[Chef Watson] Trial #7 : Pumpkin Baba Ghanoush

This post is about testing recipes created by artificial intelligence, Chef Watson of IBM

Which spices spring to your mind in late fall to early winter?

For me, it’s pumpkin spice. I am reminded of my mom’s pumpkin porridge on cold winter days and the smell of pumpkin pie in the fall. Therefore, the recipe that will be tested this time is “Pumpkin Baba”, even if that sounds utterly unfamiliar. Anyone knows what baba is? Well, Wikipedia says that it’s a Lebanese version of hummus using eggplant mixed with tahini and olive oil.”

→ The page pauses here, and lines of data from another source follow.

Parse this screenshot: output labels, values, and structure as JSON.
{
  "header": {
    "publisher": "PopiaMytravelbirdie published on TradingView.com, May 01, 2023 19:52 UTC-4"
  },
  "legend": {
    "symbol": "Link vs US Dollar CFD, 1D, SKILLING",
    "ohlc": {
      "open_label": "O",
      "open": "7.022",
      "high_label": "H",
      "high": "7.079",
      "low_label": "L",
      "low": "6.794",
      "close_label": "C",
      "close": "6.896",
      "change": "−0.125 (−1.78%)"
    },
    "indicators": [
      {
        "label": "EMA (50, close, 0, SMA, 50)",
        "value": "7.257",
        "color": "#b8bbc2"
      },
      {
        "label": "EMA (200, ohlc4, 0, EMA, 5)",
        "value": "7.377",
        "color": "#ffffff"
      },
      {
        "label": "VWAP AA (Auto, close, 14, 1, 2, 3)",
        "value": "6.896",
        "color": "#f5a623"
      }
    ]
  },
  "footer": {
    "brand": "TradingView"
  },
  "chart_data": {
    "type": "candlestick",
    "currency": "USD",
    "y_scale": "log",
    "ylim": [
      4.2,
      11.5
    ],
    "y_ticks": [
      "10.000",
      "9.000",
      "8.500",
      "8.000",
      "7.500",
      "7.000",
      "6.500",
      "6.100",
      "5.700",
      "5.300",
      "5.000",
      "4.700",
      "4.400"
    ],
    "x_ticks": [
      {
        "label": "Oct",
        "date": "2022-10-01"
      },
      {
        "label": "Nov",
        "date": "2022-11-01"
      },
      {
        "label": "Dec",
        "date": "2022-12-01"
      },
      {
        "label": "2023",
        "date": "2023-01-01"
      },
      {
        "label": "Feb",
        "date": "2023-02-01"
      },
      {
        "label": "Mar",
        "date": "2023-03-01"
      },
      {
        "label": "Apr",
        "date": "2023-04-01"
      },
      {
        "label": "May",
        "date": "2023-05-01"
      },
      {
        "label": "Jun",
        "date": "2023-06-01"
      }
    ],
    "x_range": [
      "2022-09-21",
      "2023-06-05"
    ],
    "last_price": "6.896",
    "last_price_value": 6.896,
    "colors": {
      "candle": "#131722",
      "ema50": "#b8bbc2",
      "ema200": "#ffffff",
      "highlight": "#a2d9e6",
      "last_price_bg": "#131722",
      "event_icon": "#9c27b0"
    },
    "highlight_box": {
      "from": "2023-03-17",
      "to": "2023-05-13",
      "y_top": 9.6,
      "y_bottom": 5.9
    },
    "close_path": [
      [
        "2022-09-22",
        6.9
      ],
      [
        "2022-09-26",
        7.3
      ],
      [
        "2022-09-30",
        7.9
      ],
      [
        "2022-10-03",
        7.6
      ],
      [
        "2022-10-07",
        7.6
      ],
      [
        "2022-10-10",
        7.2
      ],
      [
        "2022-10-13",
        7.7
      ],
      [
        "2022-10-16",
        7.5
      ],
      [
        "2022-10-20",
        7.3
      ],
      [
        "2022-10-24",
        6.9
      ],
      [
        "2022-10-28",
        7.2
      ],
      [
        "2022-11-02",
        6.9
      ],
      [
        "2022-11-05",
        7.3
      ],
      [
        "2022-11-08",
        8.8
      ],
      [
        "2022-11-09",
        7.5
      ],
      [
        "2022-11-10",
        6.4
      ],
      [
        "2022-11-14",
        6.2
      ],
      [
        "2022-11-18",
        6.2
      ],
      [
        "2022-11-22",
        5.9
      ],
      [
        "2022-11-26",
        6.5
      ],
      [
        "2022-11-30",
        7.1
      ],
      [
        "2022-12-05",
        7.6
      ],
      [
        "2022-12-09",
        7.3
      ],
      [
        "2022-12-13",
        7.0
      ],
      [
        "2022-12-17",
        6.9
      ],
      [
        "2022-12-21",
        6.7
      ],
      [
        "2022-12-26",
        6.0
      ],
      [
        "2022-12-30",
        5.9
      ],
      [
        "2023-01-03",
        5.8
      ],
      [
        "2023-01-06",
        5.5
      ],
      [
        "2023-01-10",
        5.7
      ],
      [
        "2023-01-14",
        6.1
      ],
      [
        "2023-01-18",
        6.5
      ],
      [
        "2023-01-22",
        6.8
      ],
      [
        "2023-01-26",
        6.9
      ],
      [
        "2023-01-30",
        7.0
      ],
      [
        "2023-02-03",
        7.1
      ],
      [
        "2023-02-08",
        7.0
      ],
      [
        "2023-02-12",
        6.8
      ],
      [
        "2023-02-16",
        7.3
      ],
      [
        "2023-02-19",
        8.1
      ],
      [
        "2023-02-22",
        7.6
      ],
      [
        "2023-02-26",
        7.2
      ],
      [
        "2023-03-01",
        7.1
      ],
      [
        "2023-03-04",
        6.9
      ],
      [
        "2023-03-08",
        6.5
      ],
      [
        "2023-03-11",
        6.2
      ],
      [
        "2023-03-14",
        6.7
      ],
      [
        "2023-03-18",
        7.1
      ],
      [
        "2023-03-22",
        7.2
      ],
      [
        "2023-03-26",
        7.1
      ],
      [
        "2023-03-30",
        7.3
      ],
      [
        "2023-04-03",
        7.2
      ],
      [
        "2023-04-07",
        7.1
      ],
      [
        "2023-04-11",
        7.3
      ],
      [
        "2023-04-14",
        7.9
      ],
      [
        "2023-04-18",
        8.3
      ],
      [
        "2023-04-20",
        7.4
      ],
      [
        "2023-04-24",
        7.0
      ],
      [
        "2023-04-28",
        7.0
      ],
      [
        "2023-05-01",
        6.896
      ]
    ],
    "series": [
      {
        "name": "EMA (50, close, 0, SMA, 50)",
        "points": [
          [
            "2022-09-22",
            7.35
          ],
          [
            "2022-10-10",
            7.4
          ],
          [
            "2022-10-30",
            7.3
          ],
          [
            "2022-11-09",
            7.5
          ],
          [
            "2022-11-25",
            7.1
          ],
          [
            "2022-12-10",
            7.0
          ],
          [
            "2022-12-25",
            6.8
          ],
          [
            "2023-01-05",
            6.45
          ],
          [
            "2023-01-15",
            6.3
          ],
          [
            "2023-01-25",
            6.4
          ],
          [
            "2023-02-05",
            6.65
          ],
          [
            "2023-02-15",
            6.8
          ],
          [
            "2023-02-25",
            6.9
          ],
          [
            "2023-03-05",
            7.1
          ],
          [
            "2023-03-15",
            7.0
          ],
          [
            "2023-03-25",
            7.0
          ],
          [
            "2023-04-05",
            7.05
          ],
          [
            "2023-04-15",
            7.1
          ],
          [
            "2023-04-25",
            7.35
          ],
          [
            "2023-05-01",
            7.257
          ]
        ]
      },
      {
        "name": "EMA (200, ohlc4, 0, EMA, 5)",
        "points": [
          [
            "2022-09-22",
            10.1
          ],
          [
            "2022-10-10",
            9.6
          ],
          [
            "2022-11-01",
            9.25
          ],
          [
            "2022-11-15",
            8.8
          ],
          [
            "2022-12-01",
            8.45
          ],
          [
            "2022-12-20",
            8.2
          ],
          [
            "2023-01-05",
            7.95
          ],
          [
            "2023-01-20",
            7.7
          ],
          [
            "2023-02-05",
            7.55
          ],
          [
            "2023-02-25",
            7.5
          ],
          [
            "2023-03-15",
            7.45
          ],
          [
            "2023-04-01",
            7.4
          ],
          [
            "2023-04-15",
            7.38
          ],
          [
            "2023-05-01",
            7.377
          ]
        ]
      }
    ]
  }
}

Baba ghanoush (Arabic: بابا غنوج‎‎ bābā ghannūj, also appears as baba ganush, baba ghanouj or baba ghanoug[1]) is a Levantine dish of cooked eggplant mixed with tahina, olive oil and various seasonings. The Arabic term means “pampered papa” or “coy daddy”, perhaps with reference to a member of a royal harem.[2]The traditional preparation method is for the eggplant to be baked or broiled over an open flame before peeling, so that the pulp is soft and has a smoky taste.[3] It is a typical meze (starter), often eaten as a dip with khubz or pita bread, and is sometimes added to other dishes. It is popular in the Levant (area covering Israel, Jordan, Lebanon, Palestine, Iraq and Syria) as well as in Egypt, Kurdistan and Armenia.

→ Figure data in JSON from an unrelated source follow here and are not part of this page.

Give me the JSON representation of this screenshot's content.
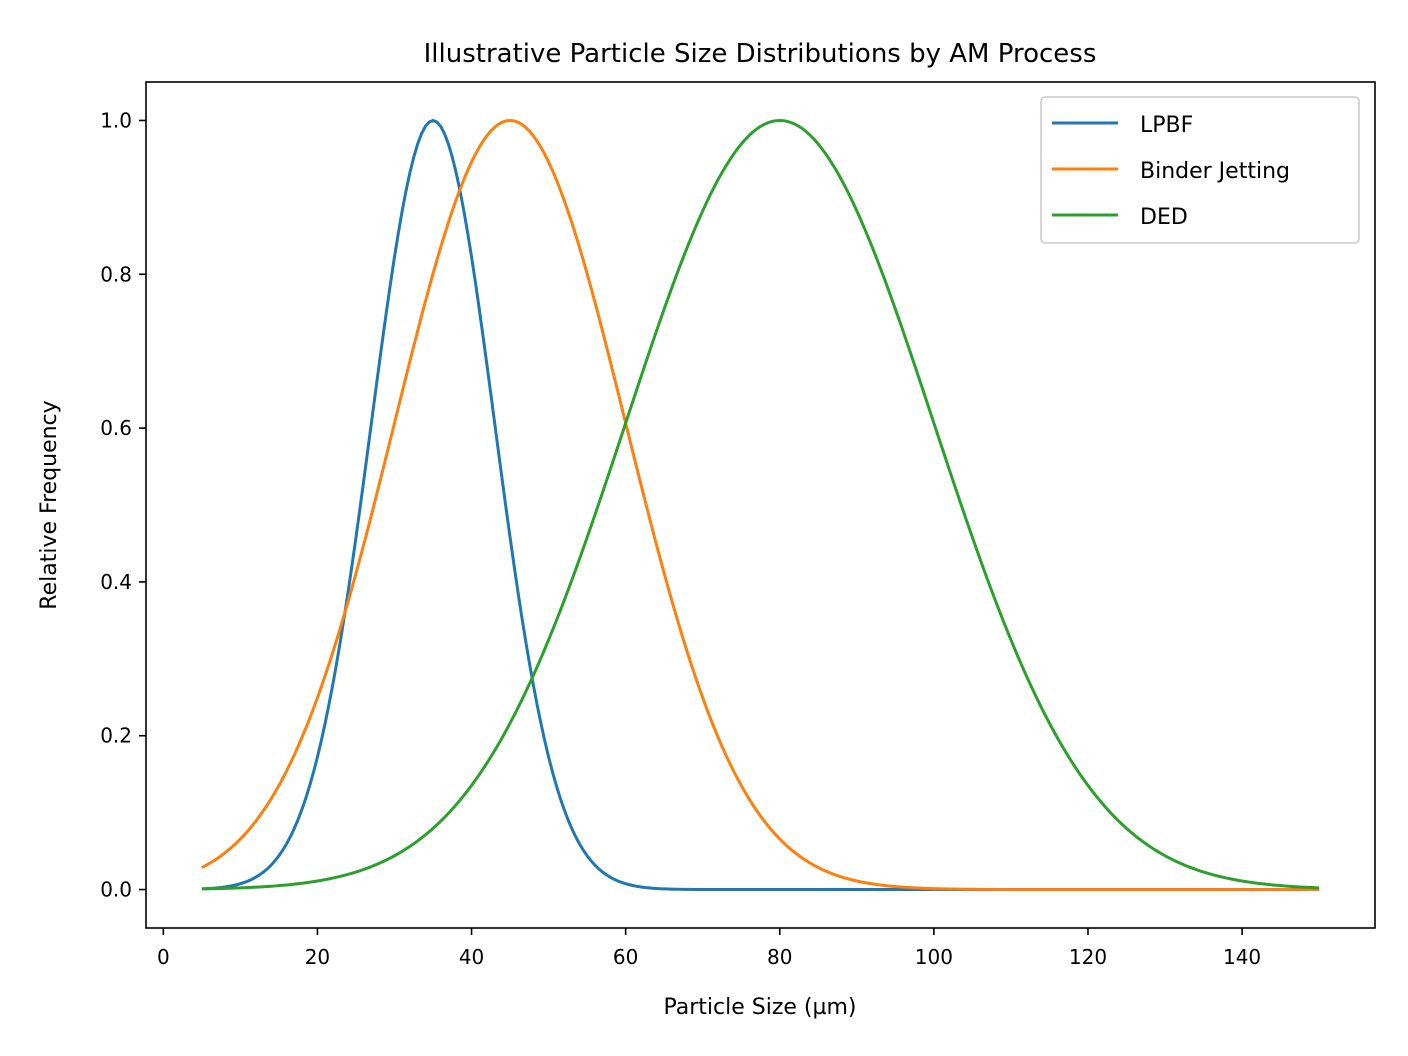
{
  "chart_data": {
    "type": "line",
    "title": "Illustrative Particle Size Distributions by AM Process",
    "xlabel": "Particle Size (µm)",
    "ylabel": "Relative Frequency",
    "xlim": [
      -2.25,
      157.25
    ],
    "ylim": [
      -0.05,
      1.05
    ],
    "x_range": [
      5,
      150
    ],
    "xticks": [
      0,
      20,
      40,
      60,
      80,
      100,
      120,
      140
    ],
    "xtick_labels": [
      "0",
      "20",
      "40",
      "60",
      "80",
      "100",
      "120",
      "140"
    ],
    "yticks": [
      0.0,
      0.2,
      0.4,
      0.6,
      0.8,
      1.0
    ],
    "ytick_labels": [
      "0.0",
      "0.2",
      "0.4",
      "0.6",
      "0.8",
      "1.0"
    ],
    "grid": false,
    "legend_position": "top-right",
    "curve_shape": "normalized gaussian (peak = 1.0)",
    "series": [
      {
        "name": "LPBF",
        "peak_x": 35,
        "sigma": 8,
        "color": "#1f77b4"
      },
      {
        "name": "Binder Jetting",
        "peak_x": 45,
        "sigma": 15,
        "color": "#ff7f0e"
      },
      {
        "name": "DED",
        "peak_x": 80,
        "sigma": 20,
        "color": "#2ca02c"
      }
    ]
  }
}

The only mediterranean country I have ever visited is Turkey but I have heard that Lebanese cuisine is also very tasty if you like hummus, kebab and more. Well, I wouldn’t expect that I would make a Lebanese dish, but thanks to Chef Watson, now I’ve got an interesting ice-breaker! Now next time I meet a Lebanese person at a party I can say, “I haven’t ever visited Lebanon but I can make a Lebanese dish.”

Chef Watson’s original recipe : Pumpkin Baba

Recipe and ingredients

4 servings


  • 1 tbsp miso(I used Japanese aka miso, red soybean paste)
  • 1 oz extra virgin olive oil
  • 2 cup diced pumpkin
  • 1 chopped onion
  • 1 tbsp lemon juice
  • 1/4 tsp grated ginger
  • 1/4 cup chopped cilantro
  • 1 1/4 tsp mustard seed
  • 1/4 tsp ground cinnamon
  • 3/4 tsp Hungarian paprika
  • salt, pepper for seasoning


1. Arrange a rack in the middle of the oven and preheat to 450℉ degrees. Place pumpkin and onions on a rack set in a rimmed baking sheet. Roast. Let cool.

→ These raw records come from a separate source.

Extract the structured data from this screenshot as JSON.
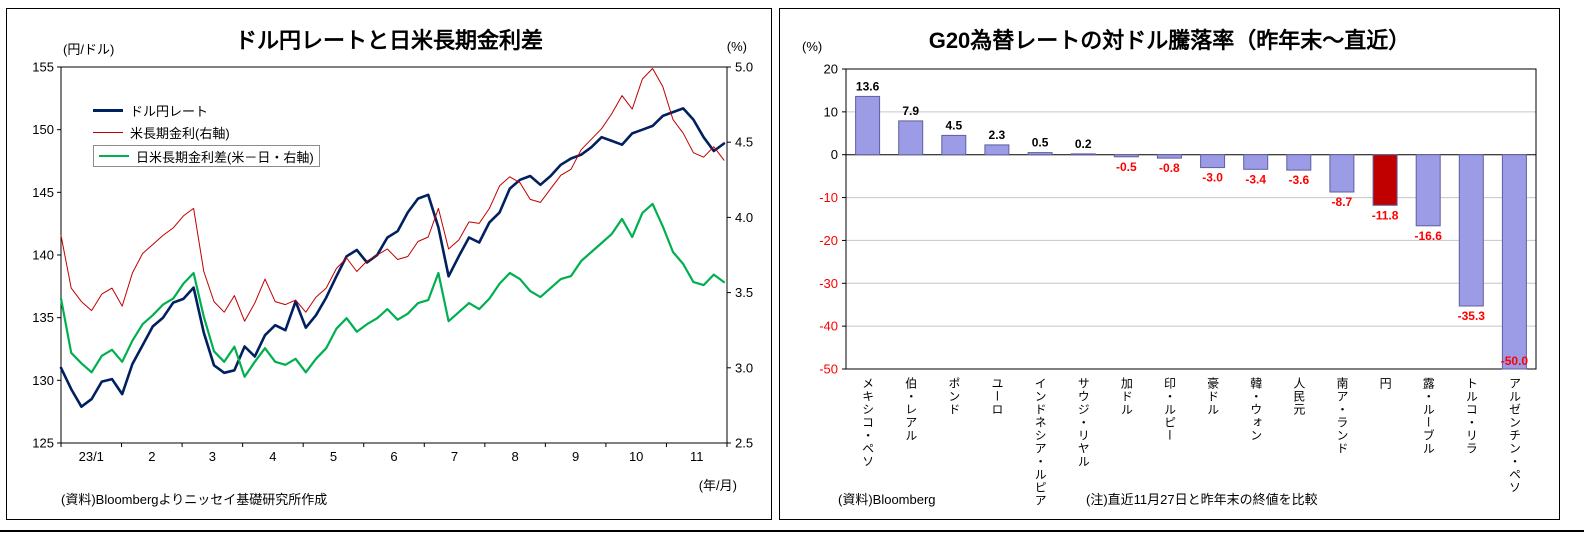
{
  "chart_data": [
    {
      "type": "line",
      "title": "ドル円レートと日米長期金利差",
      "y_left_unit": "(円/ドル)",
      "y_right_unit": "(%)",
      "x_unit": "(年/月)",
      "source": "(資料)Bloombergよりニッセイ基礎研究所作成",
      "x_ticks": [
        "23/1",
        "2",
        "3",
        "4",
        "5",
        "6",
        "7",
        "8",
        "9",
        "10",
        "11"
      ],
      "y_left": {
        "range": [
          125,
          155
        ],
        "ticks": [
          155,
          150,
          145,
          140,
          135,
          130,
          125
        ]
      },
      "y_right": {
        "range": [
          2.5,
          5.0
        ],
        "ticks": [
          5.0,
          4.5,
          4.0,
          3.5,
          3.0,
          2.5
        ]
      },
      "series": [
        {
          "name": "ドル円レート",
          "axis": "left",
          "color": "#002060",
          "width": 2.6,
          "values": [
            131.0,
            129.3,
            127.9,
            128.5,
            129.9,
            130.1,
            128.9,
            131.3,
            132.8,
            134.3,
            135.0,
            136.2,
            136.5,
            137.4,
            133.8,
            131.2,
            130.6,
            130.8,
            132.7,
            131.9,
            133.6,
            134.4,
            134.0,
            136.3,
            134.2,
            135.2,
            136.6,
            138.3,
            139.9,
            140.4,
            139.4,
            140.0,
            141.4,
            141.9,
            143.4,
            144.5,
            144.8,
            142.2,
            138.3,
            139.9,
            141.4,
            141.0,
            142.6,
            143.4,
            145.3,
            146.0,
            146.3,
            145.6,
            146.3,
            147.2,
            147.7,
            148.0,
            148.6,
            149.4,
            149.1,
            148.8,
            149.7,
            150.0,
            150.3,
            151.1,
            151.4,
            151.7,
            150.8,
            149.4,
            148.3,
            148.9
          ]
        },
        {
          "name": "米長期金利(右軸)",
          "axis": "right",
          "color": "#c00000",
          "width": 1,
          "values": [
            3.88,
            3.53,
            3.44,
            3.38,
            3.49,
            3.53,
            3.41,
            3.63,
            3.76,
            3.82,
            3.88,
            3.93,
            4.01,
            4.06,
            3.64,
            3.44,
            3.37,
            3.48,
            3.31,
            3.43,
            3.59,
            3.44,
            3.42,
            3.45,
            3.37,
            3.47,
            3.53,
            3.66,
            3.73,
            3.64,
            3.71,
            3.75,
            3.79,
            3.72,
            3.74,
            3.84,
            3.87,
            4.06,
            3.79,
            3.85,
            3.97,
            3.96,
            4.06,
            4.21,
            4.27,
            4.23,
            4.12,
            4.1,
            4.19,
            4.28,
            4.32,
            4.45,
            4.52,
            4.59,
            4.69,
            4.81,
            4.72,
            4.92,
            4.99,
            4.87,
            4.65,
            4.56,
            4.43,
            4.4,
            4.47,
            4.38
          ]
        },
        {
          "name": "日米長期金利差(米－日・右軸)",
          "axis": "right",
          "color": "#00b050",
          "width": 2.2,
          "values": [
            3.46,
            3.1,
            3.03,
            2.97,
            3.08,
            3.12,
            3.04,
            3.18,
            3.29,
            3.35,
            3.42,
            3.46,
            3.56,
            3.63,
            3.34,
            3.11,
            3.04,
            3.14,
            2.94,
            3.04,
            3.13,
            3.04,
            3.02,
            3.06,
            2.97,
            3.06,
            3.13,
            3.26,
            3.33,
            3.24,
            3.29,
            3.33,
            3.39,
            3.32,
            3.36,
            3.43,
            3.45,
            3.63,
            3.31,
            3.37,
            3.43,
            3.39,
            3.46,
            3.56,
            3.63,
            3.59,
            3.51,
            3.47,
            3.53,
            3.59,
            3.61,
            3.71,
            3.77,
            3.83,
            3.89,
            3.99,
            3.87,
            4.03,
            4.09,
            3.94,
            3.77,
            3.69,
            3.57,
            3.55,
            3.62,
            3.57
          ]
        }
      ]
    },
    {
      "type": "bar",
      "title": "G20為替レートの対ドル騰落率（昨年末～直近）",
      "ylabel": "(%)",
      "source": "(資料)Bloomberg",
      "note": "(注)直近11月27日と昨年末の終値を比較",
      "ylim": [
        -50,
        20
      ],
      "yticks": [
        20,
        10,
        0,
        -10,
        -20,
        -30,
        -40,
        -50
      ],
      "categories": [
        "メキシコ・ペソ",
        "伯・レアル",
        "ポンド",
        "ユーロ",
        "インドネシア・ルピア",
        "サウジ・リヤル",
        "加ドル",
        "印・ルピー",
        "豪ドル",
        "韓・ウォン",
        "人民元",
        "南ア・ランド",
        "円",
        "露・ルーブル",
        "トルコ・リラ",
        "アルゼンチン・ペソ"
      ],
      "values": [
        13.6,
        7.9,
        4.5,
        2.3,
        0.5,
        0.2,
        -0.5,
        -0.8,
        -3.0,
        -3.4,
        -3.6,
        -8.7,
        -11.8,
        -16.6,
        -35.3,
        -50.0
      ],
      "accent_index": 12,
      "colors": {
        "bar_default": "#9b9be6",
        "bar_border": "#5f5f9f",
        "bar_accent": "#c00000",
        "negative_text": "#ff0000",
        "grid": "#c6c6c6",
        "axis": "#000000"
      }
    }
  ]
}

Dalji : I wondered why Watson told me to place the pumpkin and onions together in the oven. My mind says, if I put onions in the oven, they will be burnt. The original Bon Apetit recipe says to use eggplants instead of pumpkins, and normally eggplants needs a shorter time to be cooked than pumpkin so the onions will not be burnt if I put them in the oven together. So I chose cook onions separately in a pan and put the pumpkins  in the oven.

2. Set a colander over a bowl. Scoop out the flesh of pumpkin and place in colander; discard skins. Let flesh drain, stirring occasionally, for 30 minutes.

Pumpkins in the colander

Dalji : The original recipe asks to drain the pumpkin and stir it occasionally, for 30 minutes. What? Why do I need to wait for the pumpkin to be drained and stir it for 30 mins? Pumpkins are less moist than eggplants (which are used in the original Bon Apetit recipe). Chef Watson should build a database about different cooking times required when an ingredient is changed to another.

3. Transfer pumpkin and onions to a medium bowl, and mash with a fork. Stir in extra-virgin olive oil, ginger, miso, lemon juice, Hungarian paprika, cinnamon, and cilantro. Season to taste with salt and pepper.



Well, I confess that I did not have any idea what the Baba was, when I tried this recipe. If I knew that the original Baba was normally made with baked eggplants, it would be much easier for me to understand Chef Watson’s instruction.

However, the outcome was pretty interesting. You might be unfamiliar with its sourness and the coriander’s strong flavor, but it was quite addictive so much. So, that my friend who came over to my home to taste this recipe, described this dish as “it’s like a foie gras, unfamiliar at the first bite, but you will scoop it out again and again, as it’s addictive.”

For those whom it may concern, I’m not related to IBM or Chef Watson. It is my personal interest to test how artificial intelligence decodes the way chefs create recipes and I want to see if this service can be offered to everyone in the near future.